Quant à Camae, elle s’amène dans la chambre de Martin Luther King en lui disant qu’il est aussi populaire que les Beatles et pourtant, elle s’adresse à lui sans ambages comme s’il s’agissait d’un client anonyme ou de quelqu’un qu’elle connaît depuis longtemps. Direction d’acteurs discutable.
«Fuck l’homme blanc!»
Cela dit, la non-violence que prônait Martin Luther King est éclipsée par les propos du personnage de Camae qui grimpe sur le lit pour montrer au pasteur comment il devrait s’adresser aux foules avec plus de fermeté en scandant, entre autres, «Fuck l’homme blanc!» Et dire que le communiqué annonçant cette pièce nous assure qu’elle est «empreinte de poésie» !
Appel à «madame Dieu»
Katori Hall a aussi fait de Camae un ange qui vient annoncer à Martin Luther King qu’il va mourir dans quelques heures. Il s’ensuit une scène de supplication du militant qui demande un sursis pour pouvoir continuer de défendre son peuple.
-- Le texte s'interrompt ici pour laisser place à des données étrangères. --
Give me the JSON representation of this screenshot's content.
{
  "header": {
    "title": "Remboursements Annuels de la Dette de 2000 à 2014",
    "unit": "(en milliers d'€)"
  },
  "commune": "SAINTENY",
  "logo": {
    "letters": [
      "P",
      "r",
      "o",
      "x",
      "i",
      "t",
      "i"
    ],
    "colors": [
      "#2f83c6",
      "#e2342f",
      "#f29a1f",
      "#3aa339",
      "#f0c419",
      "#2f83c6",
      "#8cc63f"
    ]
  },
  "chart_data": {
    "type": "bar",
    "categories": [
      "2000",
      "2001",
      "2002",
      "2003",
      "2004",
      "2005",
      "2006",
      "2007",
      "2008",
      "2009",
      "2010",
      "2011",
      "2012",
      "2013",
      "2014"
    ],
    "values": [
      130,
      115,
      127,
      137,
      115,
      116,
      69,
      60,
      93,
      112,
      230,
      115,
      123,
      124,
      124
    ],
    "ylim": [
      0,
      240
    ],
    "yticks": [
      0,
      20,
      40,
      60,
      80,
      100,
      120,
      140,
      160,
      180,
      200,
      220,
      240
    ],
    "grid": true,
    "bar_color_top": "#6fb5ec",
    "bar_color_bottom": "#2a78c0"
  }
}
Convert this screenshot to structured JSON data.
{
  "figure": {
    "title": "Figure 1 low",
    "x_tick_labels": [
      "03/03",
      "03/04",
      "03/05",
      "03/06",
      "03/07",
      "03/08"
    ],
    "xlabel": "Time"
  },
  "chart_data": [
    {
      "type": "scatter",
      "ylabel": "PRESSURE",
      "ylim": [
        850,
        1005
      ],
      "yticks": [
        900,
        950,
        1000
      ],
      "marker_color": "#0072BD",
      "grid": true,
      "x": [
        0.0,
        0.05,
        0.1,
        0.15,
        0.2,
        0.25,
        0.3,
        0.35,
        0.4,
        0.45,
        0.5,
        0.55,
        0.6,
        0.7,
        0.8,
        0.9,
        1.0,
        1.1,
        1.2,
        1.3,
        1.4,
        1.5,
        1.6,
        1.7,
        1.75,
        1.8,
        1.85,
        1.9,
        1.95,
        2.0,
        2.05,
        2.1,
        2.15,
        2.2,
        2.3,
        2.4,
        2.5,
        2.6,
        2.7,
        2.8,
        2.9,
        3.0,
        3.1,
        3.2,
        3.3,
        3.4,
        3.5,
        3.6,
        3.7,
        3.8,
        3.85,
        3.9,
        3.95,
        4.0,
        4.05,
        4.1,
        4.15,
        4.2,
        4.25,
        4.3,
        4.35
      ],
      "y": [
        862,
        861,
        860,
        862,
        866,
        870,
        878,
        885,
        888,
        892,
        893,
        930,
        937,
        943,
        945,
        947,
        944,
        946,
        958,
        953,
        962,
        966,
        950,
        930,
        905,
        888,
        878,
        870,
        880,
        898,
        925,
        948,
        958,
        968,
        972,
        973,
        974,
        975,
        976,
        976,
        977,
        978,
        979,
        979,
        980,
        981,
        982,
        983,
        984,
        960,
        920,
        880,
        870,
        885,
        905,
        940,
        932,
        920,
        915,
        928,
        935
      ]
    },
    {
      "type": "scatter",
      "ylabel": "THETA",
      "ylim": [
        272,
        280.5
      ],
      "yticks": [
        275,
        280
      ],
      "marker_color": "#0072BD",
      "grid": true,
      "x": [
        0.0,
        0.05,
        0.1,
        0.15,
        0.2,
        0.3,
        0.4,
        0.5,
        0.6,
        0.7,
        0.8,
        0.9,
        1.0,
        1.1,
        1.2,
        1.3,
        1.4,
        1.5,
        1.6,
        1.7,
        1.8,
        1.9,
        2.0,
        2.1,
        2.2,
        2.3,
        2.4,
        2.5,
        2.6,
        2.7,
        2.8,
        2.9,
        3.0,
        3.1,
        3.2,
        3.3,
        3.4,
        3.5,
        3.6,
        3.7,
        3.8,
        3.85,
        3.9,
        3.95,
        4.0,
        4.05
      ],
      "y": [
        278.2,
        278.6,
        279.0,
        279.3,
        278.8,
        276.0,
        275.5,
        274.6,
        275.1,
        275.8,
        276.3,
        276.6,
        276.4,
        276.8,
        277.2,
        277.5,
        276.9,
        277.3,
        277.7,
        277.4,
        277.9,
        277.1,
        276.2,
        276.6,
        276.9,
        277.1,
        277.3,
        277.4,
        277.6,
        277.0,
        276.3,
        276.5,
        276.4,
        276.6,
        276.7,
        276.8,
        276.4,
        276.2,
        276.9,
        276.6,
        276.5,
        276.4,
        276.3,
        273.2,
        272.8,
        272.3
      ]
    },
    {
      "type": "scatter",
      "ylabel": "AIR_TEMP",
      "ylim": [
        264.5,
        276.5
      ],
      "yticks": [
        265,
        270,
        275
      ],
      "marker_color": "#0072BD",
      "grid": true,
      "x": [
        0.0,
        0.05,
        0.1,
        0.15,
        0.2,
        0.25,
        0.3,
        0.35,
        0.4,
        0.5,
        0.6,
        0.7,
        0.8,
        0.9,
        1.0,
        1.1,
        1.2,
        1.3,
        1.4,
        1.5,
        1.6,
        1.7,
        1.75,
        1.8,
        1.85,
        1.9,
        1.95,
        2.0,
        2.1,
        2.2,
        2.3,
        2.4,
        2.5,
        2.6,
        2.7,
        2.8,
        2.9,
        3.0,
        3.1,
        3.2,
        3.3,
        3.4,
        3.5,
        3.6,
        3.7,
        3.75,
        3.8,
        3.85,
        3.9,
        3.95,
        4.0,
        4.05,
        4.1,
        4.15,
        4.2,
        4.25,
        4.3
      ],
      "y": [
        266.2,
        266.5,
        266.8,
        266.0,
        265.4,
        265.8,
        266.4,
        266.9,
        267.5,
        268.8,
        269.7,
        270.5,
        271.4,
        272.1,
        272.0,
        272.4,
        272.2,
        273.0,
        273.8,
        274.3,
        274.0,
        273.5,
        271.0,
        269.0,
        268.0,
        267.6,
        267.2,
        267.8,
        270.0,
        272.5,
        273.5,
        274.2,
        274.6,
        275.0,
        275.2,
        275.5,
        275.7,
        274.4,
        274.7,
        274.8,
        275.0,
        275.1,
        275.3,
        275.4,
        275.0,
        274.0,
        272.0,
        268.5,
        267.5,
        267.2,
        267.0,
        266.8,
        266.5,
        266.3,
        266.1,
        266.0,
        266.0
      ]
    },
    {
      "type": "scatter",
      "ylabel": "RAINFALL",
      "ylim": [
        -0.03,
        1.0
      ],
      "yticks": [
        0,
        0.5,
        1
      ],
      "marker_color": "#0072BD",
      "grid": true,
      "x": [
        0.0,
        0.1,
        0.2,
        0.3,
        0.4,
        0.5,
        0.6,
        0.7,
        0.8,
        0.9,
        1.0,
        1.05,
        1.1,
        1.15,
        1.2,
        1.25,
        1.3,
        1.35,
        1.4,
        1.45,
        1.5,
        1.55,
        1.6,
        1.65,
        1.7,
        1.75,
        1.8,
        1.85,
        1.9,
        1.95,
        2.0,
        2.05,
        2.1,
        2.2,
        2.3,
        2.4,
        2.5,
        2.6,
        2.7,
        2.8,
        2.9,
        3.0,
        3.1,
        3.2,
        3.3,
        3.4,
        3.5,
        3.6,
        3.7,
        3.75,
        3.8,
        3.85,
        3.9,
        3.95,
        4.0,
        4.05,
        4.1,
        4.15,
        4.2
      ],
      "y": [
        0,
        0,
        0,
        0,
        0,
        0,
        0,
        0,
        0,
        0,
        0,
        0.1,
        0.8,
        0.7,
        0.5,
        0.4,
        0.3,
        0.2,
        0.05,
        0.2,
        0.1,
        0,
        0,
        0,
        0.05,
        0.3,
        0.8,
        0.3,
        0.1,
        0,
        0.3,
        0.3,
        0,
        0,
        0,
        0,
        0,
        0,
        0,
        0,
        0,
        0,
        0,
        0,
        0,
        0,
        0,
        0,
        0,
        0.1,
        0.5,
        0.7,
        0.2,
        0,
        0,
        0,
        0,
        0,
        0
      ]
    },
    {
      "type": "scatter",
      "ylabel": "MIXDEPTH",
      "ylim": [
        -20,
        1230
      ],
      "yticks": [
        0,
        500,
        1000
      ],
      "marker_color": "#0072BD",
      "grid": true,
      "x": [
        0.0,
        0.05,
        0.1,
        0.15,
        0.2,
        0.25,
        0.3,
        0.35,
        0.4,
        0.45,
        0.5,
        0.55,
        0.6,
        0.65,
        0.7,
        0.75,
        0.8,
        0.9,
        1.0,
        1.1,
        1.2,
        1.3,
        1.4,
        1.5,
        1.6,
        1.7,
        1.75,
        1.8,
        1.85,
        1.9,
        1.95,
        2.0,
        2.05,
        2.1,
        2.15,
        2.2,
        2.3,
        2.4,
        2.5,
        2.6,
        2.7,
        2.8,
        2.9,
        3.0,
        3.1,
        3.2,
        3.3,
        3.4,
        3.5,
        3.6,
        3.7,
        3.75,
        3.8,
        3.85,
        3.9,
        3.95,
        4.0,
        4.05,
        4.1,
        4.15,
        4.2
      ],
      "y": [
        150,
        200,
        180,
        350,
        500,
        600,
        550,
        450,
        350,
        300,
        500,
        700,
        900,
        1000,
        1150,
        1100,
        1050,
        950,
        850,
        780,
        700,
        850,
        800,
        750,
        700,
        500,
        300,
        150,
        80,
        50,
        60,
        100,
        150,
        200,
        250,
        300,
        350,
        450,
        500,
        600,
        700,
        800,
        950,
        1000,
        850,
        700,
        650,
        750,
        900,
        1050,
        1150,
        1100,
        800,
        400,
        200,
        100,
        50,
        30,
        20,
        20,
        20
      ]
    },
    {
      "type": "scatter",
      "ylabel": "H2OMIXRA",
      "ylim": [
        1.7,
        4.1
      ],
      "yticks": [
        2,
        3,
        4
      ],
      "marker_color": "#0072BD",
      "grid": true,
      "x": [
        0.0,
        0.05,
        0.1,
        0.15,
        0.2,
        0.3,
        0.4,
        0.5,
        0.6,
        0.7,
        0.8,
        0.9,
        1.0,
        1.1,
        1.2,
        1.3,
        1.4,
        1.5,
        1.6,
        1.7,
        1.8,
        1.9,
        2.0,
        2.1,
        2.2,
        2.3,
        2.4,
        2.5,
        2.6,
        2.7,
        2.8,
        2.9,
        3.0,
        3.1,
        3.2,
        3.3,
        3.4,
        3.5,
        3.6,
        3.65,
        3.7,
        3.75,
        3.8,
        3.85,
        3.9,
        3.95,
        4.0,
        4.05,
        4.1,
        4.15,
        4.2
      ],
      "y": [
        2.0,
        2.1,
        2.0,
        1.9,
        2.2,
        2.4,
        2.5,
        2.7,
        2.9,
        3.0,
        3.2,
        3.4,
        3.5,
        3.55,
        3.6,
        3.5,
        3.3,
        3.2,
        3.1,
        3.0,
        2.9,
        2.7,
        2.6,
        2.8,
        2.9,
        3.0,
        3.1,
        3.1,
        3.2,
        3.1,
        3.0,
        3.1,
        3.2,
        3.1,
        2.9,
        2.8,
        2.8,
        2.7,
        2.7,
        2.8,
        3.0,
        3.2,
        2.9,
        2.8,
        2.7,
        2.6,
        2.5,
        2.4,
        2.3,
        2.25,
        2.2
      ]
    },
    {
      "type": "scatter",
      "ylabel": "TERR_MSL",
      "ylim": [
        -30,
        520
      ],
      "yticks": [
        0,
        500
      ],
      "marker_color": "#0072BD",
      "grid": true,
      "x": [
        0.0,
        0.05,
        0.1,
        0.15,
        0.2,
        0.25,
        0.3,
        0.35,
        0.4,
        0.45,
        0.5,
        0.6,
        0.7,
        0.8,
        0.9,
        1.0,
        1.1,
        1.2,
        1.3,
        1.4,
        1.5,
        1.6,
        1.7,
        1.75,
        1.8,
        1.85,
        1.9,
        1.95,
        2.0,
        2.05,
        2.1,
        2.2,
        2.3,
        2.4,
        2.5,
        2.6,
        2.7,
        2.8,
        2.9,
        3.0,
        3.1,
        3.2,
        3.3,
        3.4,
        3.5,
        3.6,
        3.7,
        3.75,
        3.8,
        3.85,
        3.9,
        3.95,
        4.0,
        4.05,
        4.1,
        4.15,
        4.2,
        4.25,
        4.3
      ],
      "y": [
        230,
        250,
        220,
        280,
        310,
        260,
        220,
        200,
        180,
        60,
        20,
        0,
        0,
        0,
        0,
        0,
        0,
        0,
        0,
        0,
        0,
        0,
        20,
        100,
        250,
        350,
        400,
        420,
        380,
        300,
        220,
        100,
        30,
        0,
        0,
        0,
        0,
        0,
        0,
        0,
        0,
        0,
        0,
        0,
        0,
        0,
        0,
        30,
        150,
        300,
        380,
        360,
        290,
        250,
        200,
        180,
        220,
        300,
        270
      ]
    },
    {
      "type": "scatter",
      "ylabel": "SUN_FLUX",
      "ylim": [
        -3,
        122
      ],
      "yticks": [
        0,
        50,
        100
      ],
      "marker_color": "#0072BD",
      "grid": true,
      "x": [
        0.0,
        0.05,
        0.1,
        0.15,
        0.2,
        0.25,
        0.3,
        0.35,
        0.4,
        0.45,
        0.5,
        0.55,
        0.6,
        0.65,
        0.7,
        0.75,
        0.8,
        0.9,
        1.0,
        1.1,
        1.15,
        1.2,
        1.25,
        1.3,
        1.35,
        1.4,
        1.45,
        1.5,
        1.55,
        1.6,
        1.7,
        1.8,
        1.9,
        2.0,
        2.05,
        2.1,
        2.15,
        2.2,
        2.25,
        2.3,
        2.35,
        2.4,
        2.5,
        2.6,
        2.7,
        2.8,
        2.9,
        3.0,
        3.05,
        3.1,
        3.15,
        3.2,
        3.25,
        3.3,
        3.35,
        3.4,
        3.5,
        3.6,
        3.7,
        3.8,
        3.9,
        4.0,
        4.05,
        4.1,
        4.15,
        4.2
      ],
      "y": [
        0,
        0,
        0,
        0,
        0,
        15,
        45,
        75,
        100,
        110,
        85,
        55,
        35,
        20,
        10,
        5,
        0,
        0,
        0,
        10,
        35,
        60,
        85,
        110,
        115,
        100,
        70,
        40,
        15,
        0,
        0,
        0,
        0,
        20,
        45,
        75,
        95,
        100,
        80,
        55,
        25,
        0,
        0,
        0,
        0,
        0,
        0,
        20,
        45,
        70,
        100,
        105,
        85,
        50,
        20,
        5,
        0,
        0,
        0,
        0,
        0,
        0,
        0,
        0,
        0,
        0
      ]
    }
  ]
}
C’est alors que Camae tente d’intercéder auprès de Dieu qu’elle joint au téléphone ! Le prédicateur pourra alors lui-même tenter de plaider sa cause en réalisant qu’il s’adresse à «madame Dieu».
En résumé
En entrevue aux ArtsZé, la metteure en scène Catherine Vidal, soulignait que sa pièce est la deuxième à afficher une distribution de comédiens noirs chez Duceppe, après Héritage, en 2019. Cette dernière avait d’ailleurs reçu des critiques très élogieuses dans nos pages, tout comme l’adaptation de King Dave interprétée avec brio par Anglesh Major, chez Duceppe également, l’an dernier. Mais, qu’en est-il cette fois-ci ?
Malgré son titre qui fait référence à un discours de Martin Luther King, Au sommet de la montagne m’a semblé davantage une pièce sur la vision militantiste et féministe de Katori Hall que sur la philosophie du célèbre défenseur des droits des noirs. Cela dit, comment dynamiser un spectacle de plus d’une heure 40 qui est essentiellement une discussion entre deux personnages réunis dans une chambre ? Le spectateur ne doit pas s’attendre à une soirée riche en rebondissements.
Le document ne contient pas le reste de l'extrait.